Despite more than 80 years of attempts to centralize and standardize Canadian securities regulation, all past proposals to create a national securities regulator have failed to pass constitutional muster. The most recent failed attempt was rejected as unconstitutional by a unanimous Supreme Court of Canada in 2011’s Reference re Securities Act.
As a result of a decision released this week by the Supreme Court of Canada in Reference re Pan-Canadian Securities Regulation, that has all changed. In the most recent decision, the Court considered a cooperative proposal in which the federal government proposed a pan-Canadian securities regulation under the authority of a single regulator that provinces can choose to opt into by passing their own legislation to adopt the national regulations and national regulator. Several provincial / territorial authorities have already signed on to this national regulatory framework, in particular, Ontario, British Columbia, Saskatchewan, New Brunswick, Prince Edward Island and Yukon.
Without getting into too many details of constitutional interpretation, the Supreme Court of Canada rejected the two objections put forward by the government of Quebec and the Quebec Court of Appeal in its decision below in opposition to the cooperative regulatory scheme: (1) that the scheme improperly delegated the provinces’ powers or infringed the sovereignty of provincial legislatures on matters within their property and civil rights jurisdiction; and (2) that the schedule exceeded the authority of the Parliament of Canada over the general branch of the trade and commerce power under subsection 91(2) of the Constitution Act, 1867. The Supreme Court of Canada rejected both arguments, finding that the provinces are free to adopt uniform legislation put forward by the federal government and also finding that the implementing legislation is intra vires the federal government’s trade and commerce power under subsection 91(2) of the Constitution.
This decision is just the beginning.

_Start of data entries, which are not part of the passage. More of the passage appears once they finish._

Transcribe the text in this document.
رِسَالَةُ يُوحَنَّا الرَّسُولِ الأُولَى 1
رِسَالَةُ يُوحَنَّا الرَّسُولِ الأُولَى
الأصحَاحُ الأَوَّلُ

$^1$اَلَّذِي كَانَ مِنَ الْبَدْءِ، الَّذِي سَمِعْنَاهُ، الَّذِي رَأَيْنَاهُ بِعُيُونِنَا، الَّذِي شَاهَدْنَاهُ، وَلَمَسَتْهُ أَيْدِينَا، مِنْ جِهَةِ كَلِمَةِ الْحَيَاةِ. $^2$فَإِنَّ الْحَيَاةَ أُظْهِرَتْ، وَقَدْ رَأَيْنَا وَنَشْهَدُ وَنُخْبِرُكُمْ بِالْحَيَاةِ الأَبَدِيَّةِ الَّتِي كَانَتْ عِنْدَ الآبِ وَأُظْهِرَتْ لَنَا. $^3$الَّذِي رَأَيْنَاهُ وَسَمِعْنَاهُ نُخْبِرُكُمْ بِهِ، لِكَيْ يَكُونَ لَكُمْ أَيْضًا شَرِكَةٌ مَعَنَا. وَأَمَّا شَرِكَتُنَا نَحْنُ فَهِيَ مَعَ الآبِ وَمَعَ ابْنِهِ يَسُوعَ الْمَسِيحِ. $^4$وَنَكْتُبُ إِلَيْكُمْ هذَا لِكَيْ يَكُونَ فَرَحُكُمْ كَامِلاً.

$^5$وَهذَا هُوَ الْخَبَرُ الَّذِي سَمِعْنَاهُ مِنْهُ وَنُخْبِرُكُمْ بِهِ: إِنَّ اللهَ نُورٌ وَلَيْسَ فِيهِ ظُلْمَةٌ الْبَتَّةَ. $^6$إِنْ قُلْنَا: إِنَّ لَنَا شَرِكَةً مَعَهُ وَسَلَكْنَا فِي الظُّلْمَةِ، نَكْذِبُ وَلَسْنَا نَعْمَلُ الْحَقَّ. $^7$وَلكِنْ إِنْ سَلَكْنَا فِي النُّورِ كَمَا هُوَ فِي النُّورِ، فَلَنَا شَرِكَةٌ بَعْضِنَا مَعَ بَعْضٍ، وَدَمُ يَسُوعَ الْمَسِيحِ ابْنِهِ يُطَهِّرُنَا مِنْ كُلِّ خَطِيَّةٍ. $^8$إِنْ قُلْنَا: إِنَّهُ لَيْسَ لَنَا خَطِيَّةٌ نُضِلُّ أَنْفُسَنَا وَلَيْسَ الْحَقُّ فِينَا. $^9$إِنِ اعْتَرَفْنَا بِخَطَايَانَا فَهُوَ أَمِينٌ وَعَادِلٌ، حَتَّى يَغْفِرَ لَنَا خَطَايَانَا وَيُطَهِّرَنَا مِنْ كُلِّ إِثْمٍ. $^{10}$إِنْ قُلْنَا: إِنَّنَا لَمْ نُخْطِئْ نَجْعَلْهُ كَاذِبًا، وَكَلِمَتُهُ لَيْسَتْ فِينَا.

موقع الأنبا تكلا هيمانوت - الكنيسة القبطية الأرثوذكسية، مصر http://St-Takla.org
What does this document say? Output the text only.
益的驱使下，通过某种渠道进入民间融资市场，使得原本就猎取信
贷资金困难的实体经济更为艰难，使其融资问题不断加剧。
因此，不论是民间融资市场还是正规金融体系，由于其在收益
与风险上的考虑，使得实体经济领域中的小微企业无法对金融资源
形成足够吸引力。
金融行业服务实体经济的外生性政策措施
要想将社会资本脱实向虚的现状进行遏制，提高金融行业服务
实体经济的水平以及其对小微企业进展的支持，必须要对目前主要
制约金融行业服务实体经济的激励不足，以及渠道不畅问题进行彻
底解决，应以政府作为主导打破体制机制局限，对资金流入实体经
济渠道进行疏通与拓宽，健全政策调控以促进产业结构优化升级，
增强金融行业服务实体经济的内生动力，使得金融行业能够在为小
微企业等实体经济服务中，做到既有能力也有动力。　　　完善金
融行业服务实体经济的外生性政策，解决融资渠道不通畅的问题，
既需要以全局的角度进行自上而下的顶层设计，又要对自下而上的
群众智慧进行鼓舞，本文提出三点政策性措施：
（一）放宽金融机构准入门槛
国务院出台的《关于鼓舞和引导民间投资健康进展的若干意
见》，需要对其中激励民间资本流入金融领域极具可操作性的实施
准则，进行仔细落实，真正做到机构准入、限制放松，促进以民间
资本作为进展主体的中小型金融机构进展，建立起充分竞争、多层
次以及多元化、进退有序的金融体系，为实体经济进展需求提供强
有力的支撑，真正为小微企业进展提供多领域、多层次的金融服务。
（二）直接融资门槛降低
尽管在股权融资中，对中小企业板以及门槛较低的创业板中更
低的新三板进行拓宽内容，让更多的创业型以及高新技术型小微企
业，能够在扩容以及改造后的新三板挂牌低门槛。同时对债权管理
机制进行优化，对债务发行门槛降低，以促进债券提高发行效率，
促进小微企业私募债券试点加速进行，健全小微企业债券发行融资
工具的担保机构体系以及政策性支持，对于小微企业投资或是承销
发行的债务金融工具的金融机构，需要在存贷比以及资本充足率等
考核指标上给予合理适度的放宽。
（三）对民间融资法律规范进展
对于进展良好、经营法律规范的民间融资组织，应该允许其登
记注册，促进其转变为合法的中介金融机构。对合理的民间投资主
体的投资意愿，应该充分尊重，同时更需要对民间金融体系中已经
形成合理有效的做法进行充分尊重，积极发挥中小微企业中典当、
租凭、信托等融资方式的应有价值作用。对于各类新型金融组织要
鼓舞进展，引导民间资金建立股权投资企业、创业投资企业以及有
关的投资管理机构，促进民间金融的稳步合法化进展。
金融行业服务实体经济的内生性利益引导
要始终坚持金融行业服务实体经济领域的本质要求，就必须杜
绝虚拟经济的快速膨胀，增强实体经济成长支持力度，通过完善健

The process to create a (partially) national securities regulator and regulatory scheme is going to take time. Even then, it is unlikely that all Canadian provinces and territories are going to sign on to the national scheme – at least in the near future. However, this decision is a positive first step away from the inefficient and confusing patchwork of provincial and territorial securities regulators that has dogged Canadian securities regulation for generations.